BigchainDB - The new blockchain database?

BigchainDB - The new blockchain database?

With the incoming new era of Data Technology in the twentieth century, the need to scale the database storage technologies has become more evident and need of the hour than it has been ever. With IDC predicting the data size reaching 40Z by 2020 (Wang et al., 2020) this has increasingly necessitated the requirement for the advancement in how we store and distribute data across the globe. Various Database Management Solutions have surfaced since then and they have been facilitating and winning over the other traditional technologies in performance, scalability, and distribution.
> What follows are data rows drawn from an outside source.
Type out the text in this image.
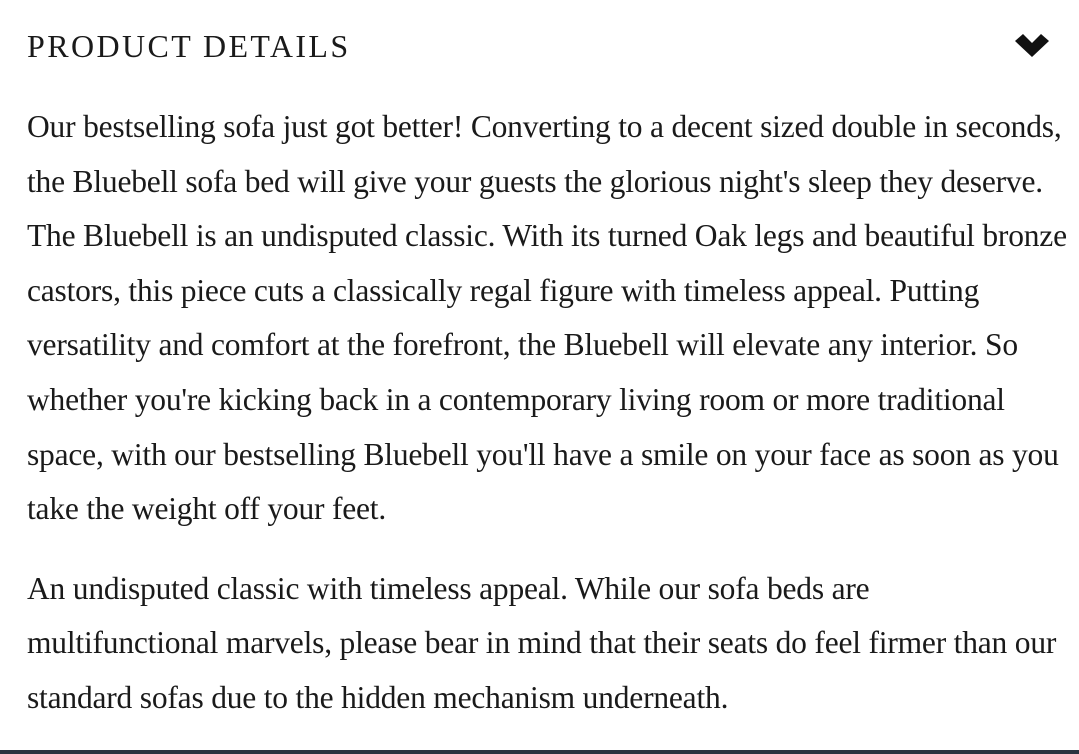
PRODUCT DETAILS

Our bestselling sofa just got better! Converting to a decent sized double in seconds, the Bluebell sofa bed will give your guests the glorious night's sleep they deserve. The Bluebell is an undisputed classic. With its turned Oak legs and beautiful bronze castors, this piece cuts a classically regal figure with timeless appeal. Putting versatility and comfort at the forefront, the Bluebell will elevate any interior. So whether you're kicking back in a contemporary living room or more traditional space, with our bestselling Bluebell you'll have a smile on your face as soon as you take the weight off your feet.

An undisputed classic with timeless appeal. While our sofa beds are multifunctional marvels, please bear in mind that their seats do feel firmer than our standard sofas due to the hidden mechanism underneath.
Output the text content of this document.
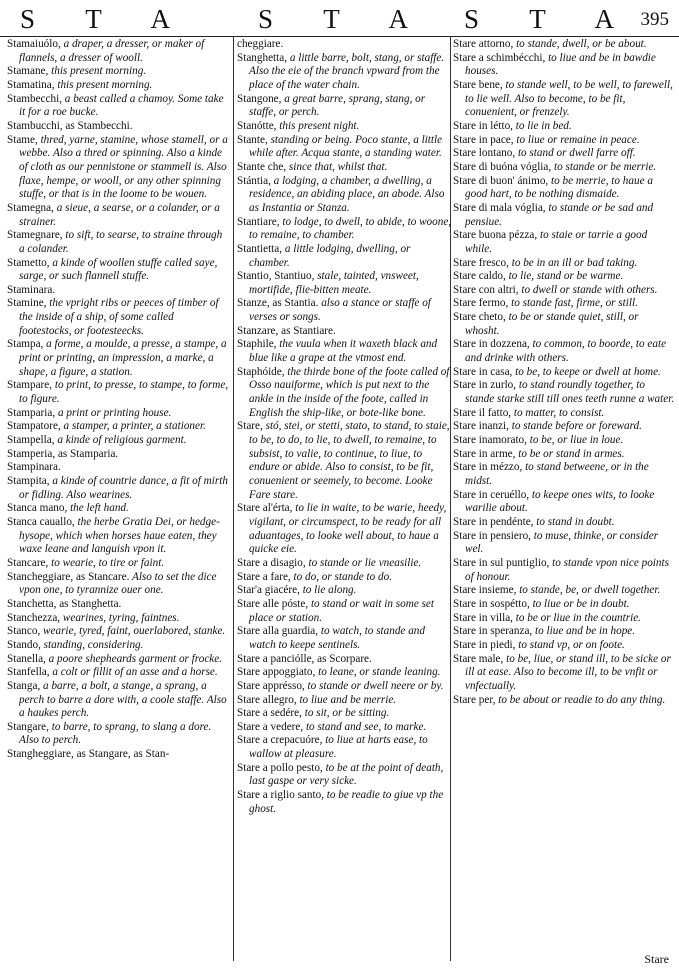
S T A S T A S T A 395

Stamaiuólo, a draper, a dresser, or maker of flannels, a dresser of wooll.

Stamane, this present morning.

Stamatina, this present morning.

Stambecchi, a beast called a chamoy. Some take it for a roe bucke.

Stambucchi, as Stambecchi.

Stame, thred, yarne, stamine, whose stamell, or a webbe. Also a thred or spinning. Also a kinde of cloth as our pennistone or stammell is. Also flaxe, hempe, or wooll, or any other spinning stuffe, or that is in the loome to be wouen.

Stamegna, a sieue, a searse, or a colander, or a strainer.

Stamegnare, to sift, to searse, to straine through a colander.

Stametto, a kinde of woollen stuffe called saye, sarge, or such flannell stuffe.

Staminara.

Stamine, the vpright ribs or peeces of timber of the inside of a ship, of some called footestocks, or footesteecks.

Stampa, a forme, a moulde, a presse, a stampe, a print or printing, an impression, a marke, a shape, a figure, a station.

Stampare, to print, to presse, to stampe, to forme, to figure.

Stamparia, a print or printing house.

Stampatore, a stamper, a printer, a stationer.

Stampella, a kinde of religious garment.

Stamperia, as Stamparia.

Stampinara.

Stampita, a kinde of countrie dance, a fit of mirth or fidling. Also wearines.

Stanca mano, the left hand.

Stanca cauallo, the herbe Gratia Dei, or hedge-hysope, which when horses haue eaten, they waxe leane and languish vpon it.

Stancare, to wearie, to tire or faint.

Stancheggiare, as Stancare. Also to set the dice vpon one, to tyrannize ouer one.

Stanchetta, as Stanghetta.

Stanchezza, wearines, tyring, faintnes.

Stanco, wearie, tyred, faint, ouerlabored, stanke.

Stando, standing, considering.

Stanella, a poore shepheards garment or frocke.

Stanfella, a colt or fillit of an asse and a horse.

Stanga, a barre, a bolt, a stange, a sprang, a perch to barre a dore with, a coole staffe. Also a haukes perch.

Stangare, to barre, to sprang, to slang a dore. Also to perch.

Stangheggiare, as Stangare, as Stan-

cheggiare.

Stanghetta, a little barre, bolt, stang, or staffe. Also the eie of the branch vpward from the place of the water chain.

Stangone, a great barre, sprang, stang, or staffe, or perch.

Stanótte, this present night.

Stante, standing or being. Poco stante, a little while after. Acqua stante, a standing water.

Stante che, since that, whilst that.

Stántia, a lodging, a chamber, a dwelling, a residence, an abiding place, an abode. Also as Instantia or Stanza.

Stantiare, to lodge, to dwell, to abide, to woone, to remaine, to chamber.

Stantietta, a little lodging, dwelling, or chamber.

Stantio, Stantiuo, stale, tainted, vnsweet, mortifide, flie-bitten meate.

Stanze, as Stantia. also a stance or staffe of verses or songs.

Stanzare, as Stantiare.

Staphile, the vuula when it waxeth black and blue like a grape at the vtmost end.

Staphóide, the thirde bone of the foote called of Osso nauiforme, which is put next to the ankle in the inside of the foote, called in English the ship-like, or bote-like bone.

Stare, stó, stei, or stetti, stato, to stand, to staie, to be, to do, to lie, to dwell, to remaine, to subsist, to valie, to continue, to liue, to endure or abide. Also to consist, to be fit, conuenient or seemely, to become. Looke Fare stare.

Stare al'érta, to lie in waite, to be warie, heedy, vigilant, or circumspect, to be ready for all aduantages, to looke well about, to haue a quicke eie.

Stare a disagio, to stande or lie vneasilie.

Stare a fare, to do, or stande to do.

Star'a giacére, to lie along.

Stare alle póste, to stand or wait in some set place or station.

Stare alla guardia, to watch, to stande and watch to keepe sentinels.

Stare a panciólle, as Scorpare.

Stare appoggiato, to leane, or stande leaning.

Stare apprésso, to stande or dwell neere or by.

Stare allegro, to liue and be merrie.

Stare a sedére, to sit, or be sitting.

Stare a vedere, to stand and see, to marke.

Stare a crepacuóre, to liue at harts ease, to wallow at pleasure.

Stare a pollo pesto, to be at the point of death, last gaspe or very sicke.

Stare a riglio santo, to be readie to giue vp the ghost.

Stare attorno, to stande, dwell, or be about.

Stare a schimbécchi, to liue and be in bawdie houses.

Stare bene, to stande well, to be well, to farewell, to lie well. Also to become, to be fit, conuenient, or frenzely.

Stare in létto, to lie in bed.

Stare in pace, to liue or remaine in peace.

Stare lontano, to stand or dwell farre off.

Stare di buóna vóglia, to stande or be merrie.

Stare di buon' ánimo, to be merrie, to haue a good hart, to be nothing dismaide.

Stare di mala vóglia, to stande or be sad and pensiue.

Stare buona pézza, to staie or tarrie a good while.

Stare fresco, to be in an ill or bad taking.

Stare caldo, to lie, stand or be warme.

Stare con altri, to dwell or stande with others.

Stare fermo, to stande fast, firme, or still.

Stare cheto, to be or stande quiet, still, or whosht.

Stare in dozzena, to common, to boorde, to eate and drinke with others.

Stare in casa, to be, to keepe or dwell at home.

Stare in zurlo, to stand roundly together, to stande starke still till ones teeth runne a water.

Stare il fatto, to matter, to consist.

Stare inanzi, to stande before or foreward.

Stare inamorato, to be, or liue in loue.

Stare in arme, to be or stand in armes.

Stare in mézzo, to stand betweene, or in the midst.

Stare in ceruéllo, to keepe ones wits, to looke warilie about.

Stare in pendénte, to stand in doubt.

Stare in pensiero, to muse, thinke, or consider wel.

Stare in sul puntiglio, to stande vpon nice points of honour.

Stare insieme, to stande, be, or dwell together.

Stare in sospétto, to liue or be in doubt.

Stare in villa, to be or liue in the countrie.

Stare in speranza, to liue and be in hope.

Stare in piedi, to stand vp, or on foote.

Stare male, to be, liue, or stand ill, to be sicke or ill at ease. Also to become ill, to be vnfit or vnfectually.

Stare per, to be about or readie to do any thing.

Stare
We will look at BigchainDB as a new introduction to the group of databases based on MongoDB at the core and employs true decentralization in terms of distribution with support for blockchain-based applications.

BigchainDB attempts to resolve the challenges that traditional databases as well as some of the high performant and fault-tolerant databases like HiveDB and HadoopDB are facing. A quick look into the architecture of BigchainDB is as follows. The BigchainDB follows a nodal-based architecture where each node comprises the MongoDB node, BigchainDB server, and a Tendermint Server that is used for a consensus protocol approach while communicating with other nodes. With Hive and HadoopDB following the master-slave architecture, the system follows a centralized approach where the emerging Query has to go through a central master node that will then translate the execution of the query into steps internally for the system. On the other hand, BigchainDB doesn’t require a centralized node to handle the request. The heuristic algorithm optimizes the nearest node to be approached and then uses the node to process the query. As (Wang et al., 2020) summarize, the performace is three-fold than these distributed unstructured databases. One of the biggest use cases that can benefit from these decentralized solutions is in the world of gaming. The emergence of multiplayer gaming in recent times (Wohn & Freeman, 2019) has given rise to the enormous potential for how people spend online while they are playing these games. Game improvement models with decentralized segments and cryptographic forms of money will open up more straightforward buyer confronting connection and adaptation between engineers, creators, performers, and everybody required during a game lifetime which is nonrestricted to the disconnected world. The current biological system for gaming on the blockchain has limits for a total advancement experience and execution, anyway, joint exertion with BigchainDB will enhance the versatility at the blockchain level, where it would now be able to help a completely new age of innovative games which are open to everybody.

The business problem that will go into committing to be able to achieve a scalable blockchain social gaming network (Phan, 2019). The relatively new solution is to be questioned on its reliability despite the proven facts and numbers of performance that it will translate the same when it comes to handling the transactions at the levels that these traditional solutions are currently operating on. The gaming business is brimming with possible applications for one-of-a-kind computerized resources and we are unmistakably seeing more footing in this space (Phan, 2019). Joint efforts with Businesses to be able to put more trust into newer database management solutions are an incredible initial move towards tapping the capability of the gaming business in the future with a completely decentralized gaming network that can not only help users connect faster but also process the related entities and money based transactions on the network with the utmost security and reliability.


  1. Wang, Y., Hsieh, C. H., & Li, C. (2020). Research and Analysis on the Distributed Database of Blockchain and Non- Blockchain. 2020 IEEE 5th International Conference on Cloud Computing and Big Data Analytics (ICCCBDA). Published.
  2. Wohn, D. Y., & Freeman, G. (2019). Live Streaming, Playing, and Money Spending Behaviors in eSports. Games and Culture, 15(1), 73–88.
  3. Phan, Q. A. (2019). Challenges and opportunities for the online gaming industry in Vietnam: a qualitative study on the thoughts of involved parties. Creative Industries Journal, 12(3), 248–271.